Lofe, for one, is a proponent of the slice-and-dice concept. “We set upfront expectations for deliverables in a certain timetable, and require the provider to give specific reasons why a deliverable isn’t met by the established date,” he says. The practice further permits the company to delay, change course, or cancel subsequent phases if the earlier phases fail to show the promised results. “Otherwise,” he adds, “we run the risk of the consultancy being here forever.”

Continuous Learning

As Lofe suggests, a major part of keeping control over a consulting engagement is figuring out how to end it well. That works two ways: making sure the consultants don’t hang on too long, but also that they don’t leave too soon. “I’ve been in situations where we’ve had to repeatedly ask a consultant to return because there was no knowledge transfer. Never again,” says Jeff Burchill, senior vice president and CFO of global property insurer FM Global. Now, the company assigns an internal project manager to each consulting project in order to fully digest the project and then end it. The project manager’s job is to “import the skill sets of the provider and then transfer this knowledge to others through training,” he says.

Cardinal Health has similar practices in place to keep a tight rein on its engagements. “If we engage Deloitte or McKinsey, we designate a very senior executive as its sponsor, to understand and monitor any and all projects being done by that firm,” says Henderson, who himself is an executive sponsor for “a number” of large consultancies.
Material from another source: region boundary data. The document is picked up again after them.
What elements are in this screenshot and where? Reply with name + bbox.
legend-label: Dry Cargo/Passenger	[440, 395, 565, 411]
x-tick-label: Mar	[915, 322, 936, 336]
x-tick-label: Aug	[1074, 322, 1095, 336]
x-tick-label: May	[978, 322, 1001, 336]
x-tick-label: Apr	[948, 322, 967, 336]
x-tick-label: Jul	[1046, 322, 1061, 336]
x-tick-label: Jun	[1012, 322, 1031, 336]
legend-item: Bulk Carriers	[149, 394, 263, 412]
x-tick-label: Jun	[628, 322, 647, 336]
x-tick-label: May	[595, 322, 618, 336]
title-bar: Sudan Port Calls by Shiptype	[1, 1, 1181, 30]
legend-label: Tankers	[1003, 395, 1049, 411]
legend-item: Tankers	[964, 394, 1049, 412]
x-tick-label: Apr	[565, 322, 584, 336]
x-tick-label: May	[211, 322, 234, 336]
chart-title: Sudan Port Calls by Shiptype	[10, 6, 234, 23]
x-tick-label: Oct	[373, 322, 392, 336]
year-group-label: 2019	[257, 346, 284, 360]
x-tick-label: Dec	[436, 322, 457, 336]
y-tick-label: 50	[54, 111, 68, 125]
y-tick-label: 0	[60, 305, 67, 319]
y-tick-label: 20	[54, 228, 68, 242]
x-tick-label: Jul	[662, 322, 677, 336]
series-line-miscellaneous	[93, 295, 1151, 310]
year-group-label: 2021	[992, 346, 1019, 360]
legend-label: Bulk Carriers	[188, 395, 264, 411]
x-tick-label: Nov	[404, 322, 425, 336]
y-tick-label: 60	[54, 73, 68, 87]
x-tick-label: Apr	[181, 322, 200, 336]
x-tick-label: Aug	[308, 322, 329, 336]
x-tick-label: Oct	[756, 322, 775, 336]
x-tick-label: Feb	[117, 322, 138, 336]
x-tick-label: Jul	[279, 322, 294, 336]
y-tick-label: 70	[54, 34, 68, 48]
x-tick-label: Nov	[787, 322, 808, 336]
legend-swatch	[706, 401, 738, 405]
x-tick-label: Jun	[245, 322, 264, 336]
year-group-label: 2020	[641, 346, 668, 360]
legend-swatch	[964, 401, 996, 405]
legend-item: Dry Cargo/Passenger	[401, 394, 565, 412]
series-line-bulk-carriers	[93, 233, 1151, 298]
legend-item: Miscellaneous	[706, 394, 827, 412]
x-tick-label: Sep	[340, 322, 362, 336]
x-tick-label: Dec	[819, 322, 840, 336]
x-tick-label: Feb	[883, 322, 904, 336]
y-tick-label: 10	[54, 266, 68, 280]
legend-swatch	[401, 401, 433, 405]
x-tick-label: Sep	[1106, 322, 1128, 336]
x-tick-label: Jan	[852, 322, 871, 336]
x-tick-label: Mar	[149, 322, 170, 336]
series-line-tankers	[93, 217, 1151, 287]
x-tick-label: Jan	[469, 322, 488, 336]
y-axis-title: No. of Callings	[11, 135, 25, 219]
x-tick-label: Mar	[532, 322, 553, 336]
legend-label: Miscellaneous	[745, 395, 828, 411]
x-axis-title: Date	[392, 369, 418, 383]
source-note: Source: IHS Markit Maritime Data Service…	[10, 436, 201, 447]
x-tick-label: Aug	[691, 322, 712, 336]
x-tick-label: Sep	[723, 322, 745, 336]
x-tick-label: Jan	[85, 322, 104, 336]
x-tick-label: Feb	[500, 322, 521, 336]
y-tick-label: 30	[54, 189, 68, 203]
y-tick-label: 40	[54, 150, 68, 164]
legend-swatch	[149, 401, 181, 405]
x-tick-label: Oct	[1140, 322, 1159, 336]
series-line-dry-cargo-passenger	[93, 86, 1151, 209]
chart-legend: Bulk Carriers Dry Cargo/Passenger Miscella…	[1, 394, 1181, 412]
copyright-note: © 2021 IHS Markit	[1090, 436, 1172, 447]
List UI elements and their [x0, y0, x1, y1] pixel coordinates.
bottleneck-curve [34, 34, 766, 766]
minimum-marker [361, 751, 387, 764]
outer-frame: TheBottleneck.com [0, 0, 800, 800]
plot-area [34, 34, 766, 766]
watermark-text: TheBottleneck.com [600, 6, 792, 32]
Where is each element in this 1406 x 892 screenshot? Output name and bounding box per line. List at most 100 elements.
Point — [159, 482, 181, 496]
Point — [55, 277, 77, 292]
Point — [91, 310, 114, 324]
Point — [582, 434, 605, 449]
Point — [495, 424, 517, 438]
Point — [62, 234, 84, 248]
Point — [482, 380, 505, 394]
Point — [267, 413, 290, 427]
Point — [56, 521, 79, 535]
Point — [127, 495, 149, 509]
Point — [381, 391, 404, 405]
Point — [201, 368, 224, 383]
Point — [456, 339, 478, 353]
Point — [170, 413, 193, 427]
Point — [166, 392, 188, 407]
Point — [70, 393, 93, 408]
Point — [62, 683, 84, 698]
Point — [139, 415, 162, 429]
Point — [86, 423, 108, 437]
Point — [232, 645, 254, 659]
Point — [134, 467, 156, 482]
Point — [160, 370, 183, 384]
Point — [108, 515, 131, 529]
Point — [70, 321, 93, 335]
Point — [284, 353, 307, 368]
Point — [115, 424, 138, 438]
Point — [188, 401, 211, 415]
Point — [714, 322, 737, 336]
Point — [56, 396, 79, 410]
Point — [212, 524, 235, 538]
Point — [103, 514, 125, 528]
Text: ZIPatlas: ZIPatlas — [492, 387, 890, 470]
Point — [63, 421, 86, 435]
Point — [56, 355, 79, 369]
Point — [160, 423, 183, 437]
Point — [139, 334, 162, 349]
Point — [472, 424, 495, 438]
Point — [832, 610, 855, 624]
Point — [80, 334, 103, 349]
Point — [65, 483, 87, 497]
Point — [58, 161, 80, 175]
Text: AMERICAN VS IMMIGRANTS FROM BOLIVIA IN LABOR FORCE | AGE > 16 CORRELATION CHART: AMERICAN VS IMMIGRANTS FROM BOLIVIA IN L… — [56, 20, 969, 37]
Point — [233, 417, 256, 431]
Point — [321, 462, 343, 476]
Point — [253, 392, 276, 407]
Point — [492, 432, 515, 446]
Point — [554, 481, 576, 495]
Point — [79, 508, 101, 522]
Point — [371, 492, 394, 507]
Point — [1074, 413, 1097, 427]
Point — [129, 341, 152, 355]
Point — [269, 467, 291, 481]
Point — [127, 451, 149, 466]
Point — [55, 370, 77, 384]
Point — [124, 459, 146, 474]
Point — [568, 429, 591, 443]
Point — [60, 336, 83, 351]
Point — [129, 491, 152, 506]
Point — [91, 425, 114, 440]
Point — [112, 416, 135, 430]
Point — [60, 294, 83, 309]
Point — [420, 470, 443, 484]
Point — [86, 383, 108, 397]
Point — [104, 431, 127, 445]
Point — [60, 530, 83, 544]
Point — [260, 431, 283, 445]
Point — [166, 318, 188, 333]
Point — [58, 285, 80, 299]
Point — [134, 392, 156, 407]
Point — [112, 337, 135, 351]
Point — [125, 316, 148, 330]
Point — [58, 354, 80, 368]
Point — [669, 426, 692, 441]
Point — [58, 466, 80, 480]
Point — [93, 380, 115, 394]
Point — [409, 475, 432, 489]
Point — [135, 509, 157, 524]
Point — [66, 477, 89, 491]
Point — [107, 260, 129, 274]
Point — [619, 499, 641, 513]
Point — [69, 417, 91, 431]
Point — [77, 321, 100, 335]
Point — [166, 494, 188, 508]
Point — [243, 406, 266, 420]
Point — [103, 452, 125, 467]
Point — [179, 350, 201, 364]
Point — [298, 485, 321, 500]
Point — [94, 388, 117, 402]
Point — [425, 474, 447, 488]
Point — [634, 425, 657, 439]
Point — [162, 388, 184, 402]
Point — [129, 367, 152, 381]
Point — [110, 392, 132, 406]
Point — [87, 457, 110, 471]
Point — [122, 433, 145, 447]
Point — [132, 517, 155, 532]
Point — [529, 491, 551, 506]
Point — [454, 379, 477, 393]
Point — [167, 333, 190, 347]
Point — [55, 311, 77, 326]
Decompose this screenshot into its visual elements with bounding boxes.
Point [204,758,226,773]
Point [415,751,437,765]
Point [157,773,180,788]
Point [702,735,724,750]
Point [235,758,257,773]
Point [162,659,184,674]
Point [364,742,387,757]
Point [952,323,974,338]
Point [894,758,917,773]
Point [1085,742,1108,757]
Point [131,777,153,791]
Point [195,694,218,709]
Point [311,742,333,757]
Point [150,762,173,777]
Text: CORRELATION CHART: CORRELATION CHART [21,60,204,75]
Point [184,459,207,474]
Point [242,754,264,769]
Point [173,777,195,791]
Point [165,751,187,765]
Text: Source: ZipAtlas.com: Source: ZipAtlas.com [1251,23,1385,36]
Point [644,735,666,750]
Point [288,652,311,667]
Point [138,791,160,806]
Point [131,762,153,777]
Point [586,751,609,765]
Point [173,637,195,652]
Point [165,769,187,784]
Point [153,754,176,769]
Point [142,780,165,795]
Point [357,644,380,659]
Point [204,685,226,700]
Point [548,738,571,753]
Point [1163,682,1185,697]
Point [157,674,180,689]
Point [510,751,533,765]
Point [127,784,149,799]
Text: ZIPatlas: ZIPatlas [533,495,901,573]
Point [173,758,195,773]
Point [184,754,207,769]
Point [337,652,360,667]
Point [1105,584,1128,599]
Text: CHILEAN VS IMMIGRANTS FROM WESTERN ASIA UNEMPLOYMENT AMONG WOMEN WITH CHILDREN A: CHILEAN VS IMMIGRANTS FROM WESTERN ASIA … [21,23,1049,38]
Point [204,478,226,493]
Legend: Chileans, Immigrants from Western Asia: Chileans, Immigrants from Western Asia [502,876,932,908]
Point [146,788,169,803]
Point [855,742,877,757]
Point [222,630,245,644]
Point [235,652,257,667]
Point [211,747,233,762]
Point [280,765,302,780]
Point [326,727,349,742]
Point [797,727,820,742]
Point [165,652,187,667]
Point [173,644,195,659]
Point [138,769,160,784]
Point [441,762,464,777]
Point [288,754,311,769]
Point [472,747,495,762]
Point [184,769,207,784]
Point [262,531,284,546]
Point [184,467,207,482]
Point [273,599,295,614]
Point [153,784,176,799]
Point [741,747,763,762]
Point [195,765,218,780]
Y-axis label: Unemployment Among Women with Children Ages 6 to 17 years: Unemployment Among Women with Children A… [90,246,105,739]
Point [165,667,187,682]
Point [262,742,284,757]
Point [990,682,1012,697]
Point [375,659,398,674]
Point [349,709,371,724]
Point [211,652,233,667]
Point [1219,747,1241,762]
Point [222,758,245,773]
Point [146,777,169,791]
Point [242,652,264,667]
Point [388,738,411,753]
That approach ensures that Cardinal Health doesn’t unknowingly retain the same consulting firm for the same project in different business units. The company thus achieves greater consistency in project design and fee structure. Using one consultancy to provide coordinated service wherever feasible may also offer the chance to negotiate a volume discount, notes Tan.

However, perhaps the best lesson CFOs can offer about handling consultants is to not get too comfortable with them. Henderson says his biggest goal is to avoid relying exclusively on the services provided by a single consultancy — no matter how good the price or the result. “Even if the firm provides top-notch service,” he says, “you need to shake things up with other perspectives now and then — recommendations and observations you never thought of. We’re learning all the time.”

Russ Banham is a contributing editor of CFO.